BPS Research Digest: Psychologists use magic to study the illusory feeling of free choice

Spinoza told us that the feeling of free will is just an illusion; life is determined from birth (if not earlier). Could magic give us the answers we’re looking for with regards to question:

Am I free



One thought on “BPS Research Digest: Psychologists use magic to study the illusory feeling of free choice

  1. The illusion is that universal inevitability is at odds with free will. Universal inevitability is a “useless truth’. There are no helpful implications that can be drawn from it.

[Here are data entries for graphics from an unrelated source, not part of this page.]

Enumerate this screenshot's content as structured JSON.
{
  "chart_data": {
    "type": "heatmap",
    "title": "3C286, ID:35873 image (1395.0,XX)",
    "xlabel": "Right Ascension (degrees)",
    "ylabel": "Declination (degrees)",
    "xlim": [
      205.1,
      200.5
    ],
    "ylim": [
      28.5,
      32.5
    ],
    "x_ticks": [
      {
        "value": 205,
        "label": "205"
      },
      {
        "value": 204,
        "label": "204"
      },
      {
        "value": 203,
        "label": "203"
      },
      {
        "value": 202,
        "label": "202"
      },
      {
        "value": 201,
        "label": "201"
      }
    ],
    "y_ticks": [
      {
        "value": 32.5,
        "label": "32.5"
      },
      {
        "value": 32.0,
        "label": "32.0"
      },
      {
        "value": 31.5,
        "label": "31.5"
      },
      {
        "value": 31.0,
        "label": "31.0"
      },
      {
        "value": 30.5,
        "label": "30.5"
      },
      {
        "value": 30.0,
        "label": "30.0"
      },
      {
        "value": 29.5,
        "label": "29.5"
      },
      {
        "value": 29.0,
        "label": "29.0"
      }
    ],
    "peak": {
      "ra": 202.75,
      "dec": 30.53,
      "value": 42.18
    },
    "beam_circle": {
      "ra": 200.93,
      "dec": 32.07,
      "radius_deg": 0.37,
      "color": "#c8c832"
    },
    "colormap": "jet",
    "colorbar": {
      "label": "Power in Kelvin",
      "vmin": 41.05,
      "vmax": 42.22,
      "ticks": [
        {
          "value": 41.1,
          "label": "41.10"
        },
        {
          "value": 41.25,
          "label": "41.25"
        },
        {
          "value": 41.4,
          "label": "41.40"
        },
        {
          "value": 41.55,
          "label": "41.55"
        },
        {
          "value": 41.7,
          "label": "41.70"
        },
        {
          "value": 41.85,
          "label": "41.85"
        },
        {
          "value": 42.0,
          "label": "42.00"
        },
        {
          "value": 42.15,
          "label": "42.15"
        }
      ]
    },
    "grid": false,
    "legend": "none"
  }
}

All of the implications people wish to draw are falsely derived by mental errors.

    For example:

    1) Knowing our choice will turn out to have been inevitable provides no help in making the decision. We cannot know for certain what we would have chosen until we actually finish our deliberation and make the choice. If we reflect upon our deliberation, we may then see that our reasons and feelings did inevitably led to this choice. But still we had to go through that mental process to get there. Inevitability was useless.

    2) There is no way to take the inevitability of our decision into account while making the decision. If it appears that option A is to be our inevitable choice, can we decide in spite to choose option B instead? Well, if we do then option B was actually inevitable. So we choose option A … etc. It is an infinite loop. Again, inevitability is a useless truth.

    3) Some people think deterministic inevitability removes free will. But here we are, thinking and choosing what we will do next. We cannot simply sit back and watch the inevitable happen, because our choices cause what happens next, and choosing to sit and wait is also a choice that changes what happens next! What becomes inevitable is unavoidably still in our hands.

    4) Some people mistakenly think that inevitability means that no one can be held responsible for what they do. But it cannot serve as a “get out of jail free card”, because it always operates equally on both sides of the equation. If you say, “But judge, it was inevitable that I did the crime”, the judge will say, “And it is also inevitable that you be penalized”.

    It is best to simply acknowledge universal inevitability and then ignore it. At best it is a useless fact. At worst it’s misuse causes false conclusions and confusion (often in the most intelligent minds).